M. Lassève ? questionna Claude. Il sait, lui aussi, sans doute ? Vous vous êtes empressé de le mettre au courant probablement, M. Rocques ?

— Pour qui me prenez-vous, M. de L’Aigle ? s’écria Séverin, fort en colère. Je me suis bien gardé de faire part de mes découvertes au père adoptif de votre femme ; ce que je sais, je le garde pour moi seul et je prie Dieu que le hasard ne fasse jamais que Magdalena découvre qui… quel homme elle a épousé !

— Nous prions Dieu pour la même chose, M. Rocques, fit Claude avec un sourire qui déplut fort à son interlocuteur.

— Monsieur, s’exclama Séverin, rouge de colère, vous êtes M. de L’Aigle, le riche rentier, le presque millionnaire, dont plus d’un envie le sort… Moi, je ne suis qu’un humble et pauvre villageois… Mais, tonnerre ! Je ne changerais pas de place avec vous pour tous les biens de la terre !

— Ne prenez-vous pas la chose un peu trop au tragique, M. Rocques ? dit Claude, avec un sourire sarcastique. Après tout, si vous considériez les choses plus froidement…

Séverin haussa dédaigneusement les épaules, puis il répondit :

— Je ne suis pas de votre trempe, M. de L’Aigle et ne puis considérer les choses sous un aspect moins tragique… Tragique !… Ça ne saurait l’être plus, selon moi… Dans tous les cas, ne craignez pas que je dévoile ce que je sais à qui que ce soit au monde, de peur que ça arrive aux oreilles de Magdalena un jour… C’est à elle que je pense… et à la mignonne Claudette… Quel avenir pour cette enfant, si l’on apprenait ce que j’ai découvert !…

— Je vous remercie, M. Rocques, fit Claude ; je me fie à votre discrétion ; j’ai votre parole, et j’y compte.

— Adieu, Monsieur, répondit seulement Séverin. Puis, rassemblant ses outils, il quitta précipitamment la Villa Magda.

IV

MADAME D’ARTOIS EST INTRIGUÉE

Un soir du mois de novembre, Claude de L’Aigle reçut une autre de ces enveloppes longues et étroites, dont le contenu le faisait toujours frémir et qui avaient le don d’intriguer extrêmement Mme d’Artois. Cette dernière avait jeté les yeux sur Magdalena, en apercevant l’enveloppe, mais la jeune femme était à examiner un catalogue ; elle ne vit donc pas son mari jeter dans les flammes du foyer l’enveloppe en question, contenant et contenu, après avoir lu les quelques lignes qu’elle renfermait.

Ce ne fut que vers la fin de la veillée que Claude dit à sa femme :

— Je vais être obligé de partir pour Montréal, Magdalena.

— Vraiment, Claude ? Alors, je vais t’accompagner, cette fois. Tu le sais, la maladie de Claudette a retardé mon voyage, et j’ai beaucoup d’achats à faire, en vue des « fêtes ».

— Mais, Magdalena… commença Claude.

— Je serai prête à temps, ne crains rien, reprit-elle en souriant.

— Ma chérie, dit-il, c’est mal choisir ton temps pour voyager. Je vais être obligé d’assister aux assemblées et conférences du Club Astronomique et tu seras seule à l’hôtel. De plus, tu ne pourrais courir, seule, les magasins, n’est-ce pas ?… Attends plutôt, Magdalena ; dans la première semaine de décembre, ainsi qu’il avait été convenu entre nous, nous irons à Montréal tous deux et y passerons tout le temps que tu voudras.

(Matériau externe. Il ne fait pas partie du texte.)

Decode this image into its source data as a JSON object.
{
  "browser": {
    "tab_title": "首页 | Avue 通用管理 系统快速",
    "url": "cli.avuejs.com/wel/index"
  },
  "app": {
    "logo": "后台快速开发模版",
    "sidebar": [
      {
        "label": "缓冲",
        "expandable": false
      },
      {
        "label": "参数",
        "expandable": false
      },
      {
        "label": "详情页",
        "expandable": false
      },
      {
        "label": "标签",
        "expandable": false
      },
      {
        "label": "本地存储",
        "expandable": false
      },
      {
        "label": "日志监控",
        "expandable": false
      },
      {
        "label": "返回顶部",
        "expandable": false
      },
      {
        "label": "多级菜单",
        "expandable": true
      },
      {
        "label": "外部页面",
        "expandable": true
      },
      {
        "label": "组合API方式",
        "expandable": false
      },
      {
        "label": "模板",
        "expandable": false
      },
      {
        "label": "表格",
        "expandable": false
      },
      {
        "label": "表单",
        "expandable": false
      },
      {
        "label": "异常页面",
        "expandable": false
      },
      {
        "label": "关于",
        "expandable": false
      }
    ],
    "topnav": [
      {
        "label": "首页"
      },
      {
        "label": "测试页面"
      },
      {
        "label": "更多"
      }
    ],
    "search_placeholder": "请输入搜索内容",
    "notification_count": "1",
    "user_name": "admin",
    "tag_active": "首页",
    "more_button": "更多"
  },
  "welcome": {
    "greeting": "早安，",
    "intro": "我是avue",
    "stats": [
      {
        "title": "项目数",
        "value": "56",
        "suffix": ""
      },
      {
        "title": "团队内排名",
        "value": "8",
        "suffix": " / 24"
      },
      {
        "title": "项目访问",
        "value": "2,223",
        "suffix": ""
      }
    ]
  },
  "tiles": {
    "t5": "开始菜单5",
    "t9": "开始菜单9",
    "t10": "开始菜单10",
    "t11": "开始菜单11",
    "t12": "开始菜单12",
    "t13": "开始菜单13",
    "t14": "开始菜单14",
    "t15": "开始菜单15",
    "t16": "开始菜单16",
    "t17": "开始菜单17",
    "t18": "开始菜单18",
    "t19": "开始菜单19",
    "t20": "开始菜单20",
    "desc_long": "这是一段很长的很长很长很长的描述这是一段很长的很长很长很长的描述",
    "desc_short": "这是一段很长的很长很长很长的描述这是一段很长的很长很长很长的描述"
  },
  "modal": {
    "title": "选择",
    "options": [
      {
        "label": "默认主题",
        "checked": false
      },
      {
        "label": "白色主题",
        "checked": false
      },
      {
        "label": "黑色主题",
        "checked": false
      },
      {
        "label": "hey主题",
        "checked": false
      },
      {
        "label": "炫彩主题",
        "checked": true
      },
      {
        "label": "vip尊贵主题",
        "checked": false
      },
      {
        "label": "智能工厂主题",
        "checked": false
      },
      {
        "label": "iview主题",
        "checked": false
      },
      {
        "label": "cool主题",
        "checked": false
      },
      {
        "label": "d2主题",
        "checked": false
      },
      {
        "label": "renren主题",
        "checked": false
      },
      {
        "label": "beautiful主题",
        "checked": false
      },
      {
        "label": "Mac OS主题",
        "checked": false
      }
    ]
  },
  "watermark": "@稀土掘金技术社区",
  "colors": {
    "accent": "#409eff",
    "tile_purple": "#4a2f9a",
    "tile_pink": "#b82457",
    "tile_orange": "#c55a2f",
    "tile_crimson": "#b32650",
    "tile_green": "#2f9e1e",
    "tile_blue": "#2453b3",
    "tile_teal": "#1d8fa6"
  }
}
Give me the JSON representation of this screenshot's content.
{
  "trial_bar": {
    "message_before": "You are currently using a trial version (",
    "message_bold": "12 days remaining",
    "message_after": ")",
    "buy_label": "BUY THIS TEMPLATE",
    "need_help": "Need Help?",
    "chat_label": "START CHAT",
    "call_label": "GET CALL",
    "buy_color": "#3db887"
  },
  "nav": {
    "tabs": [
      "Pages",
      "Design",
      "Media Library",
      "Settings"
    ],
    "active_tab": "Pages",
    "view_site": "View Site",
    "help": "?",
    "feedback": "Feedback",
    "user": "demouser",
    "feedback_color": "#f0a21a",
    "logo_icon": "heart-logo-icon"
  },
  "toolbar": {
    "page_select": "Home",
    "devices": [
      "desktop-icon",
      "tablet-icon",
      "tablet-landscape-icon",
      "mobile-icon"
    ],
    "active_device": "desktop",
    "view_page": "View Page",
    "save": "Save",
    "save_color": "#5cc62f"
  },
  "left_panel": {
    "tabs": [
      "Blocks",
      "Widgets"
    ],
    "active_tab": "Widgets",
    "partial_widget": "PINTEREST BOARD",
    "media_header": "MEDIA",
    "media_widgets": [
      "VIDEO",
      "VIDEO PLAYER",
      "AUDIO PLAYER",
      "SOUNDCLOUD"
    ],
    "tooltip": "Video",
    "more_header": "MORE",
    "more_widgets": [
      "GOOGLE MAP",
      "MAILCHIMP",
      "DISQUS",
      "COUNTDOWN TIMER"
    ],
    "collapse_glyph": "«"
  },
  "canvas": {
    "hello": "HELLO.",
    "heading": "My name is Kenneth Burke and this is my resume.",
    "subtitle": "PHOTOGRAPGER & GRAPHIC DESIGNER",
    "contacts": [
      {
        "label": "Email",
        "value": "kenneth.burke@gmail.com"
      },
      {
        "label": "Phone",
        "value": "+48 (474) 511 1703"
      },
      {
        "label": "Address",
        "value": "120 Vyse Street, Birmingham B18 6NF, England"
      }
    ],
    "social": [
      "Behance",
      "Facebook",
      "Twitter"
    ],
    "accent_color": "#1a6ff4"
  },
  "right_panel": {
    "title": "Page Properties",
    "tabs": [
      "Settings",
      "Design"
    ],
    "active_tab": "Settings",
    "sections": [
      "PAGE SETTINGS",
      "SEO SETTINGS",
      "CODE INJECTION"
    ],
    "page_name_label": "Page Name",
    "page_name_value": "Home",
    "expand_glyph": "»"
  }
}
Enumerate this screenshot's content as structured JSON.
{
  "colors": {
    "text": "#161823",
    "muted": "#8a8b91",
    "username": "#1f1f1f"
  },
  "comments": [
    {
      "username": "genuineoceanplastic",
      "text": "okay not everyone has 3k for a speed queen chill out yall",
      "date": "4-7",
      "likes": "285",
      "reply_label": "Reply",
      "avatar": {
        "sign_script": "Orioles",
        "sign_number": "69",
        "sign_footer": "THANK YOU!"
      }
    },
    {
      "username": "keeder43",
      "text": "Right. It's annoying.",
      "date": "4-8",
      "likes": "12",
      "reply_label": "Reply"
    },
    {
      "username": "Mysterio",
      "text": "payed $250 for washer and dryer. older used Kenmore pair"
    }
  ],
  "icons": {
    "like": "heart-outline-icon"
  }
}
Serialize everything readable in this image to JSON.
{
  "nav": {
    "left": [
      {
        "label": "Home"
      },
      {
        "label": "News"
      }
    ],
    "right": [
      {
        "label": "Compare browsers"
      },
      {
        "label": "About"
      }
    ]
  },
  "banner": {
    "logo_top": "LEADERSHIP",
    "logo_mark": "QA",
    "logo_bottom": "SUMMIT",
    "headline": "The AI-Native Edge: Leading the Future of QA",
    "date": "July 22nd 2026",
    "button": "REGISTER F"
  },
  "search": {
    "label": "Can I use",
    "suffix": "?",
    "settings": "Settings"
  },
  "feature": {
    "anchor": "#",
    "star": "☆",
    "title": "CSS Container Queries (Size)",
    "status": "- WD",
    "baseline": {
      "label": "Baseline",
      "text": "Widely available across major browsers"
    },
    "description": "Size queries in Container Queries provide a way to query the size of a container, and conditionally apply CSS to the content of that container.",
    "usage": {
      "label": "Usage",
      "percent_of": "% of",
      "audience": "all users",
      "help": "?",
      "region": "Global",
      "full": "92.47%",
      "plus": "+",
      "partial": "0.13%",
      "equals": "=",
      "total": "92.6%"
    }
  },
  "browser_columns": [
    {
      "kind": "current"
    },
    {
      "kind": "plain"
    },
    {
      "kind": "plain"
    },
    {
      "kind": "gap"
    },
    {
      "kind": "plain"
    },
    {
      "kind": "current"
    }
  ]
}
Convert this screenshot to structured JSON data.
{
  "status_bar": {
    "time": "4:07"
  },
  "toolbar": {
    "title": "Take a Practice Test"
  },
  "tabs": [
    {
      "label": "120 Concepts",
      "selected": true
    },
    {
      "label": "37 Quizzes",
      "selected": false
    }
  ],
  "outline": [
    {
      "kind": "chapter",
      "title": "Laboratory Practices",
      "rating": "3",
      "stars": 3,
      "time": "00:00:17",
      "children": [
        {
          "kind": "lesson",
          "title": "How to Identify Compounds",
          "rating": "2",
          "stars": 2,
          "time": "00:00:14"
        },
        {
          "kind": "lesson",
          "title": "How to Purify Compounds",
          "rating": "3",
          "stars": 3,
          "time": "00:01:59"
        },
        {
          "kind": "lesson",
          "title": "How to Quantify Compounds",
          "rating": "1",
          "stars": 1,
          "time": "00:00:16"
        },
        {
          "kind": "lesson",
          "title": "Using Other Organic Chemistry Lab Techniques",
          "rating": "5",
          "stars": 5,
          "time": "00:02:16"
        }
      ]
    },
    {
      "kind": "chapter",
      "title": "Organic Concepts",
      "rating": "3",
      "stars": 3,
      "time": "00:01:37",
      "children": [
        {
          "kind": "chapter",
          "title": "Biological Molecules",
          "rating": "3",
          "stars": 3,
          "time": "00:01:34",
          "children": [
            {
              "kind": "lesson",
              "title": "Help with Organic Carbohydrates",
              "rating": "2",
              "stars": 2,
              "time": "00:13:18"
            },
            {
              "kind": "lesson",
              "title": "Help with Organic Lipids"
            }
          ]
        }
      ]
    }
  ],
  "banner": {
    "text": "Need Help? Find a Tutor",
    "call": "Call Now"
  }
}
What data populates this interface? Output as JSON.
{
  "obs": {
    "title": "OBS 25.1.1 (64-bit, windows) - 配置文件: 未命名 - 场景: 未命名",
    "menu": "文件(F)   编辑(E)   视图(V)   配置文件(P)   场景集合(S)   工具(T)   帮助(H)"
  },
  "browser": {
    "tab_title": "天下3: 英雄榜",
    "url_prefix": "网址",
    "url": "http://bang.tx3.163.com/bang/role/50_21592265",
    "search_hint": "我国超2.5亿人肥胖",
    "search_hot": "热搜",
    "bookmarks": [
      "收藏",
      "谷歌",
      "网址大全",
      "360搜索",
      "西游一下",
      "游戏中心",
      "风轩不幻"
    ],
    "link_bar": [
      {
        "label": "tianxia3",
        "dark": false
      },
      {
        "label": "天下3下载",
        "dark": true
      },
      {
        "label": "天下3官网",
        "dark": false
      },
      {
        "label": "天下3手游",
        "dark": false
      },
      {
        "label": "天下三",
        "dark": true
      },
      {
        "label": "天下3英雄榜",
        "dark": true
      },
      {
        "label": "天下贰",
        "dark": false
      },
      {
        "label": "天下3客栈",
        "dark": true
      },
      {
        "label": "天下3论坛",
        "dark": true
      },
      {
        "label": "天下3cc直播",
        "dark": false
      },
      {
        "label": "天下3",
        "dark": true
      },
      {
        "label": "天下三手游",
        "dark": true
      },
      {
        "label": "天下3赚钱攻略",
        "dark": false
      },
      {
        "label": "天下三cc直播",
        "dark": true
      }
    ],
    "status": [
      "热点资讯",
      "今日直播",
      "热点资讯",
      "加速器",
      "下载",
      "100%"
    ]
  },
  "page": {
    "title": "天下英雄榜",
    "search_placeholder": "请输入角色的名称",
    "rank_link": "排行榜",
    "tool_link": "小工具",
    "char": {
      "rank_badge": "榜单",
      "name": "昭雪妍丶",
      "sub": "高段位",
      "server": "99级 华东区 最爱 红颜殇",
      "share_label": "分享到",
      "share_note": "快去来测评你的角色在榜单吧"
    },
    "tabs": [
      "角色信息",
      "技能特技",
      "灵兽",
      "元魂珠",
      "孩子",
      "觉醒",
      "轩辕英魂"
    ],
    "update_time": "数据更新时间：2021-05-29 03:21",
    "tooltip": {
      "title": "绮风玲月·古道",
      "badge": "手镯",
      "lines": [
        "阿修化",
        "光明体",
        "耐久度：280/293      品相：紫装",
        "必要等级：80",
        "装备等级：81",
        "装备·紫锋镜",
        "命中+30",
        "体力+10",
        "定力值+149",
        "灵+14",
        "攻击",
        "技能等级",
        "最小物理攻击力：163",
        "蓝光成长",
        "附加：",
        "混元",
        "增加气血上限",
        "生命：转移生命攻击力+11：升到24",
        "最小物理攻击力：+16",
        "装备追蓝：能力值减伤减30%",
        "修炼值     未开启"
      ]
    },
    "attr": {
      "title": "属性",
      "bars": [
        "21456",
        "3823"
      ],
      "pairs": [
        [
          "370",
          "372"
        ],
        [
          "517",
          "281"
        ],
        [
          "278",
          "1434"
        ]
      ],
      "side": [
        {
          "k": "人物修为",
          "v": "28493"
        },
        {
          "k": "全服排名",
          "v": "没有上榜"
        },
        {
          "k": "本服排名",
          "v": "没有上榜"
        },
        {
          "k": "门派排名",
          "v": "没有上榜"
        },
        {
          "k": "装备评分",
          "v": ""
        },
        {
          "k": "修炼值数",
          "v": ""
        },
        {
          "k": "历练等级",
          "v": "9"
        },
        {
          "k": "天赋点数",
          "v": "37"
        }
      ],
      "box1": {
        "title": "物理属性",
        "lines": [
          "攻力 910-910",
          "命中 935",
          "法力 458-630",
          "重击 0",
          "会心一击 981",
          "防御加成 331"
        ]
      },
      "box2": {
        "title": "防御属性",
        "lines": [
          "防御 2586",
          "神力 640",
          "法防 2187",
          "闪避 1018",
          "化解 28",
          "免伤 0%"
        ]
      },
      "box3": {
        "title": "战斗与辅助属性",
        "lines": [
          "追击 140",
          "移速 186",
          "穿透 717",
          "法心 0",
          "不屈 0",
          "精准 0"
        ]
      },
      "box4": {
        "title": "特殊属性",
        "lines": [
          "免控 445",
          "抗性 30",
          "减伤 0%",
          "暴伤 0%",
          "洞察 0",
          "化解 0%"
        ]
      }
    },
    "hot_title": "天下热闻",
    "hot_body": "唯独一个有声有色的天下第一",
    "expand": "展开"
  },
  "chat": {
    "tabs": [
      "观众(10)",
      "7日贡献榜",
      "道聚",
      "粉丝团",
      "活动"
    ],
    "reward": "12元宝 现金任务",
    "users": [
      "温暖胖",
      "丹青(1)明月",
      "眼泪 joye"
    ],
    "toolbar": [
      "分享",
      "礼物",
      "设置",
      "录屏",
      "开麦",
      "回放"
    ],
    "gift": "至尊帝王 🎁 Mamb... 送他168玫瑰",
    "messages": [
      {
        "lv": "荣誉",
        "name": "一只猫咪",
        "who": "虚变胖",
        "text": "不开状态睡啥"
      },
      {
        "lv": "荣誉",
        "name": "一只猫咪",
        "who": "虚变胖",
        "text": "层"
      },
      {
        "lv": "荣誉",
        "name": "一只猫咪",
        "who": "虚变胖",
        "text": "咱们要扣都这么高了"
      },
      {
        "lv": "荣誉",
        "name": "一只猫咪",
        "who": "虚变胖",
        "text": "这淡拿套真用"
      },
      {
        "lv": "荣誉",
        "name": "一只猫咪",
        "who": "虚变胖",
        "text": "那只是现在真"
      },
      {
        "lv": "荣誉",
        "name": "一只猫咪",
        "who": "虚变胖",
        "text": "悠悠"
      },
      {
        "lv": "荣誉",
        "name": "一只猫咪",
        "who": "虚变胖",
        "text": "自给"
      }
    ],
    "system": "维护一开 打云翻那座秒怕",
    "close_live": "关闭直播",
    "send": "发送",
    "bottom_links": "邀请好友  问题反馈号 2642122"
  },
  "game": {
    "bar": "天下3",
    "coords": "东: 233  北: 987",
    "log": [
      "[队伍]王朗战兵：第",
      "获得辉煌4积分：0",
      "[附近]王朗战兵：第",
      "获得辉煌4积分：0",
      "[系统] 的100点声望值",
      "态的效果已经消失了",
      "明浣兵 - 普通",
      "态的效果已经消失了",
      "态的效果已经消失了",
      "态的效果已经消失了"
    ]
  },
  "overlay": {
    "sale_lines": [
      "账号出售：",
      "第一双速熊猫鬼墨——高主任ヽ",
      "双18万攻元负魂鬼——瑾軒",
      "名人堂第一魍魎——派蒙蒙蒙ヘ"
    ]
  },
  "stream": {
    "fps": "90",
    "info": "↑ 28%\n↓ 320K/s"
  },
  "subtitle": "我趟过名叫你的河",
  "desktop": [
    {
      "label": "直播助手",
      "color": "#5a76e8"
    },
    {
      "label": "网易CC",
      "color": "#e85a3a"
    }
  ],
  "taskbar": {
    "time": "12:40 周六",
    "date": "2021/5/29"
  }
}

— Pourquoi faire deux voyages quand un suffit, mon Claude ? demanda-t-elle. Quant à rester seule à l’hôtel ou à courir seule les magasins, il y a un moyen de remédier à cela ; nous emmènerons Mme d’Artois avec nous.

— Je préférerais de beaucoup que tu attendes à plus tard, balbutia Claude, et Mme d’Artois remarqua qu’il avait l’air d’être très ennuyé, ou très découragé, de la persistance de sa femme.

— Claude, demanda cette dernière soudain, tandis que son visage exprimait le plus grand étonnement, est-ce que vraiment tu refuses de m’emmener avec toi à Montréal ?

— Refuser ? Ma pauvre enfant ! Peux-tu avoir de pareilles idées ! répondit-il avec un rire qui sonnait faux, du moins, aux oreilles de Mme d’Artois. Ce que j’en dis, reprit-il, c’est pour toi, afin que ton voyage soit agréable autant que possible… J’avais pensé, vois-tu, que nous aurions couru les magasins et théâtres ensemble, pendant notre séjour à Montréal.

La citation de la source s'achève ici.